If your child is receiving Early On services and is between the ages of 2 years 3 months and 3 years, take these steps now:

Verify the notification timeline. Ask your Early On service coordinator when they plan to notify the local school district and when the transition conference will be scheduled. If these haven't happened and your child is past 27 months, follow up in writing.

Request the evaluation in writing. When you're ready to consent to the evaluation, submit written consent to the school district's special education director — not just verbally to the Early On coordinator. This starts the district's legal clock.

Prepare for the eligibility determination. Review your child's current IFSP and any Early On evaluation reports before the MET meets. The MET may use different assessment tools and apply different eligibility criteria. If your child's IFSP documents progress but the MET finds them ineligible for Part B, that is not necessarily accurate — ask for specific data that supports the "no longer meets criteria" determination and consider requesting an IEE.

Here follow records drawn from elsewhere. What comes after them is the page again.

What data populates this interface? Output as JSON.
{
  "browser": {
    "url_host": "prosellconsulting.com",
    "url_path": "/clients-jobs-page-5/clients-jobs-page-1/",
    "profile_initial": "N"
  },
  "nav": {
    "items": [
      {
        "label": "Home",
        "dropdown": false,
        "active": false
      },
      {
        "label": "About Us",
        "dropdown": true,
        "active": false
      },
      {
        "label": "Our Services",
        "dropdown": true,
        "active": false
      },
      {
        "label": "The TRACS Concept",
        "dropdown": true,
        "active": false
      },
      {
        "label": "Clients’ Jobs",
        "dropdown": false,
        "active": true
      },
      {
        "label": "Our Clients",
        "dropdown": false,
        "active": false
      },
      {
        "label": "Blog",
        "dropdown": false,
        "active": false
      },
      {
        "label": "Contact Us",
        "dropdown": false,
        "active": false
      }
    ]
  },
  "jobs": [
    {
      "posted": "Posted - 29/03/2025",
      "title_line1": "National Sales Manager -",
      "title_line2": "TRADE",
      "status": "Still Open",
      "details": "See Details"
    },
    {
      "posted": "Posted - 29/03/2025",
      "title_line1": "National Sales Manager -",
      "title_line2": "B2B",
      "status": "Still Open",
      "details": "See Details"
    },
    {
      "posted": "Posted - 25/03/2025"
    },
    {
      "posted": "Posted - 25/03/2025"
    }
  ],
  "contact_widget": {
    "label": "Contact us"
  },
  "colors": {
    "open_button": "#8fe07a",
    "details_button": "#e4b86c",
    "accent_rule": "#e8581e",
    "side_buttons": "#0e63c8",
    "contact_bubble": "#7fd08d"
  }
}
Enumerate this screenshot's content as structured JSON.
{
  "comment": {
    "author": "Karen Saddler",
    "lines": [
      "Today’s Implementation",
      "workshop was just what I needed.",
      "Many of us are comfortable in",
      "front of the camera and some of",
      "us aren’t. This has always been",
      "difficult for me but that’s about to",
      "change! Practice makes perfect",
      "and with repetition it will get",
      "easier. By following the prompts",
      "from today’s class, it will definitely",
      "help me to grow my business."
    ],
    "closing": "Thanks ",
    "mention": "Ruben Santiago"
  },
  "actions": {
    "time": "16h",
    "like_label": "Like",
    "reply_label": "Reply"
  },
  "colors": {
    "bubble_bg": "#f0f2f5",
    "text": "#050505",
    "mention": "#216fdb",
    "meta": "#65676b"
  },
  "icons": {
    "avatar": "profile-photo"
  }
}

Document everything. Keep copies of every evaluation, every transition conference note, every written communication with the school district. Transition is a common moment for procedural violations, and your paper trail from this period is the foundation for any future advocacy.

If your child turns 3 and services have not been implemented — whether because of a district delay, a missed timeline, or a disputed eligibility determination — this is a potential FAPE violation. The Michigan IEP & 504 Advocacy Playbook covers how to document these violations and what formal steps are available when the transition process breaks down.

After the Third Birthday: What Changes

Once your child transitions to Part B services, the IFSP is replaced by an IEP. The IEP team structure, meeting requirements, and procedural safeguards shift from Part C's family-centered framework to IDEA Part B's student-focused framework. The family's role changes from co-author of the service plan to member of the IEP team.

Importantly, Michigan's MARSE extends Part B services through age 26 — well beyond the federal floor of age 21. This extended eligibility is a significant state-specific protection that Michigan families should know they have, and it applies to students who remain eligible for special education services and haven't received a standard high school diploma.

The transition from Early On to the IEP system is your first major advocacy moment. How that initial IEP is written — what goals are set, what services are included, what placement is determined — will influence your child's educational trajectory for years. Going in informed and prepared is not optional.